L’AQUILA – Autocertificazione per i progettisti, sanzioni per i ritardi e controlli del governo.

Sono queste le tre linee guida ribadite nel corso del vertice che si è svolto a Roma sulla ricostruzione pesante al quale hanno partecipato il sottosegretario alla presidenza del Consiglio dei ministri Gianni Letta, il sindaco dell’Aquila, Massimo Cialente, il commissario per la ricostruzione, Gianni Chiodi, e i vertici della struttura commissariale.

L’obiettivo dell’incontro era quello di individuare meccanismi e norme per velocizzare gli iter per l’approvazione dei progetti per le case gravemente lesionate, quelle classificate “E”.

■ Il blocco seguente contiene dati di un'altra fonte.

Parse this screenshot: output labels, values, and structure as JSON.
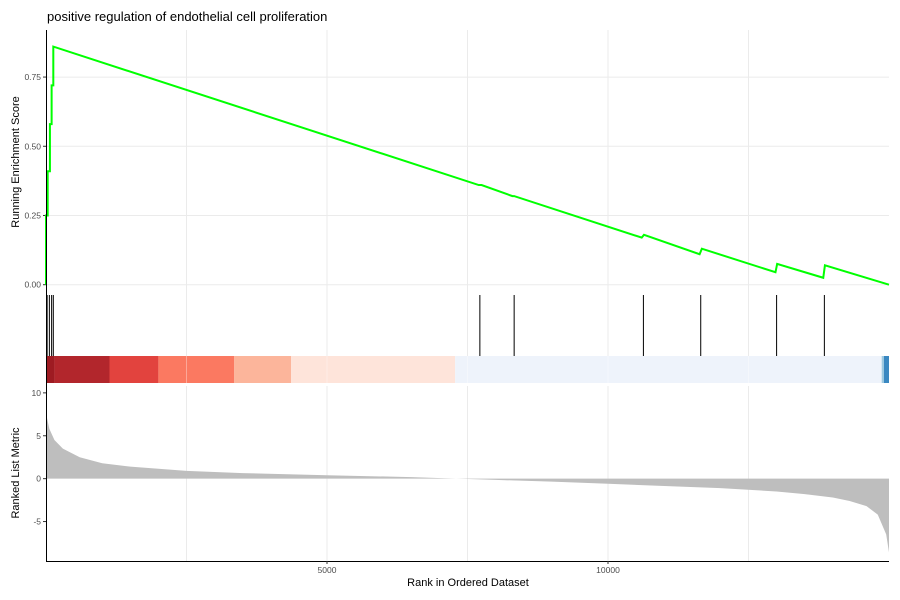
{
  "chart_data": {
    "type": "line",
    "title": "positive regulation of endothelial cell proliferation",
    "xlabel": "Rank in Ordered Dataset",
    "grid": "vertical",
    "x_range": [
      0,
      15000
    ],
    "x_ticks": [
      5000,
      10000
    ],
    "x_gridlines": [
      2500,
      5000,
      7500,
      10000,
      12500
    ],
    "panels": [
      {
        "name": "running-score",
        "ylabel": "Running Enrichment Score",
        "ylim": [
          -0.03,
          0.92
        ],
        "y_ticks": [
          0.0,
          0.25,
          0.5,
          0.75
        ],
        "y_tick_labels": [
          "0.00",
          "0.25",
          "0.50",
          "0.75"
        ],
        "series": [
          {
            "color": "#00ff00",
            "x": [
              0,
              0,
              30,
              30,
              70,
              70,
              100,
              100,
              130,
              130,
              7700,
              7750,
              8300,
              8330,
              10600,
              10640,
              11630,
              11670,
              12980,
              13010,
              13830,
              13860,
              15000
            ],
            "y": [
              0.0,
              0.25,
              0.25,
              0.41,
              0.41,
              0.58,
              0.58,
              0.72,
              0.72,
              0.86,
              0.36,
              0.36,
              0.32,
              0.32,
              0.17,
              0.18,
              0.11,
              0.13,
              0.045,
              0.075,
              0.025,
              0.07,
              0.0
            ]
          }
        ]
      },
      {
        "name": "gene-hits",
        "hit_positions": [
          20,
          60,
          100,
          130,
          7720,
          8330,
          10630,
          11650,
          13000,
          13850
        ]
      },
      {
        "name": "rank-color-band",
        "segments": [
          {
            "start": 0,
            "end": 150,
            "color": "#9e1b22"
          },
          {
            "start": 150,
            "end": 1130,
            "color": "#b2262c"
          },
          {
            "start": 1130,
            "end": 2000,
            "color": "#e2433e"
          },
          {
            "start": 2000,
            "end": 3350,
            "color": "#fb7961"
          },
          {
            "start": 3350,
            "end": 4360,
            "color": "#fcb59b"
          },
          {
            "start": 4360,
            "end": 7280,
            "color": "#fee4da"
          },
          {
            "start": 7280,
            "end": 14870,
            "color": "#eef3fb"
          },
          {
            "start": 14870,
            "end": 14910,
            "color": "#9ecae1"
          },
          {
            "start": 14910,
            "end": 15000,
            "color": "#3a88c1"
          }
        ]
      },
      {
        "name": "ranked-metric",
        "ylabel": "Ranked List Metric",
        "ylim": [
          -9.6,
          10.8
        ],
        "y_ticks": [
          -5,
          0,
          5,
          10
        ],
        "y_tick_labels": [
          "-5",
          "0",
          "5",
          "10"
        ],
        "fill_color": "#bebebe",
        "series": [
          {
            "x": [
              0,
              20,
              60,
              150,
              300,
              600,
              1000,
              1500,
              2500,
              3500,
              5000,
              6500,
              7300,
              8000,
              9000,
              10000,
              11000,
              12000,
              13000,
              13500,
              14000,
              14300,
              14600,
              14800,
              14950,
              15000
            ],
            "y": [
              8.0,
              7.0,
              5.8,
              4.5,
              3.5,
              2.5,
              1.8,
              1.4,
              0.9,
              0.65,
              0.4,
              0.18,
              0.0,
              -0.15,
              -0.35,
              -0.6,
              -0.85,
              -1.1,
              -1.5,
              -1.8,
              -2.2,
              -2.6,
              -3.2,
              -4.2,
              -6.5,
              -8.6
            ]
          }
        ]
      }
    ]
  }
}
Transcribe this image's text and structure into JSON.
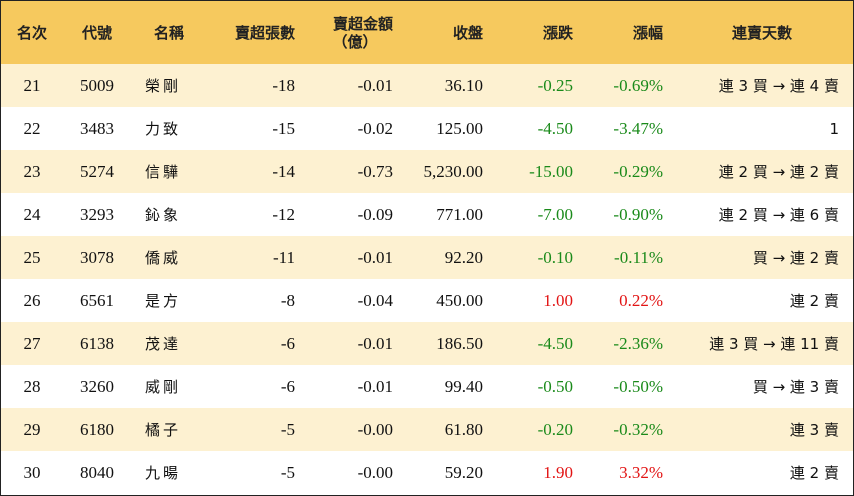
{
  "headers": {
    "rank": "名次",
    "code": "代號",
    "name": "名稱",
    "net_lots": "賣超張數",
    "net_amount_line1": "賣超金額",
    "net_amount_line2": "（億）",
    "close": "收盤",
    "change": "漲跌",
    "change_pct": "漲幅",
    "streak": "連賣天數"
  },
  "rows": [
    {
      "rank": "21",
      "code": "5009",
      "name": "榮剛",
      "net_lots": "-18",
      "net_amount": "-0.01",
      "close": "36.10",
      "change": "-0.25",
      "change_pct": "-0.69%",
      "trend": "neg",
      "streak": "連 3 買 → 連 4 賣"
    },
    {
      "rank": "22",
      "code": "3483",
      "name": "力致",
      "net_lots": "-15",
      "net_amount": "-0.02",
      "close": "125.00",
      "change": "-4.50",
      "change_pct": "-3.47%",
      "trend": "neg",
      "streak": "1"
    },
    {
      "rank": "23",
      "code": "5274",
      "name": "信驊",
      "net_lots": "-14",
      "net_amount": "-0.73",
      "close": "5,230.00",
      "change": "-15.00",
      "change_pct": "-0.29%",
      "trend": "neg",
      "streak": "連 2 買 → 連 2 賣"
    },
    {
      "rank": "24",
      "code": "3293",
      "name": "鈊象",
      "net_lots": "-12",
      "net_amount": "-0.09",
      "close": "771.00",
      "change": "-7.00",
      "change_pct": "-0.90%",
      "trend": "neg",
      "streak": "連 2 買 → 連 6 賣"
    },
    {
      "rank": "25",
      "code": "3078",
      "name": "僑威",
      "net_lots": "-11",
      "net_amount": "-0.01",
      "close": "92.20",
      "change": "-0.10",
      "change_pct": "-0.11%",
      "trend": "neg",
      "streak": "買 → 連 2 賣"
    },
    {
      "rank": "26",
      "code": "6561",
      "name": "是方",
      "net_lots": "-8",
      "net_amount": "-0.04",
      "close": "450.00",
      "change": "1.00",
      "change_pct": "0.22%",
      "trend": "pos",
      "streak": "連 2 賣"
    },
    {
      "rank": "27",
      "code": "6138",
      "name": "茂達",
      "net_lots": "-6",
      "net_amount": "-0.01",
      "close": "186.50",
      "change": "-4.50",
      "change_pct": "-2.36%",
      "trend": "neg",
      "streak": "連 3 買 → 連 11 賣"
    },
    {
      "rank": "28",
      "code": "3260",
      "name": "威剛",
      "net_lots": "-6",
      "net_amount": "-0.01",
      "close": "99.40",
      "change": "-0.50",
      "change_pct": "-0.50%",
      "trend": "neg",
      "streak": "買 → 連 3 賣"
    },
    {
      "rank": "29",
      "code": "6180",
      "name": "橘子",
      "net_lots": "-5",
      "net_amount": "-0.00",
      "close": "61.80",
      "change": "-0.20",
      "change_pct": "-0.32%",
      "trend": "neg",
      "streak": "連 3 賣"
    },
    {
      "rank": "30",
      "code": "8040",
      "name": "九暘",
      "net_lots": "-5",
      "net_amount": "-0.00",
      "close": "59.20",
      "change": "1.90",
      "change_pct": "3.32%",
      "trend": "pos",
      "streak": "連 2 賣"
    }
  ],
  "colors": {
    "header_bg": "#f6c95e",
    "stripe_bg": "#fdf1d1",
    "down": "#1a8a1a",
    "up": "#e21414"
  }
}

Vengono confermate, quindi, le indicazioni che erano state date dal vice commissario per la ricostruzione, Antonio Cicchetti, che aveva proposto di far assumere le responsabilità sui progetti presentati direttamente ai tecnici incaricati dai proprietari delle case “E” per snellire il lavoro della filiera Cineas-Fintecna-Reluis, che esamina le pratiche e che procede molto a rilento rispetto alle previsioni.

Previste anche sanzioni per i cantieri che andranno oltre i tempi previsti, si ipotizza anche la perdita dei diritti all’assistenza, quali il contributo di autonoma sistemazione, gli affitti concordati o l’assegnazione di alloggi del progetto C.a.s.e. e dei Map.

I controlli, che attualmente vanno fatti a campione a lavori iniziati, potranno essere effettuati anche a chiusura dei cantieri.

Le decisioni verrano formalizzate in una nuova ordinanza del presidente del Consiglio dei ministri.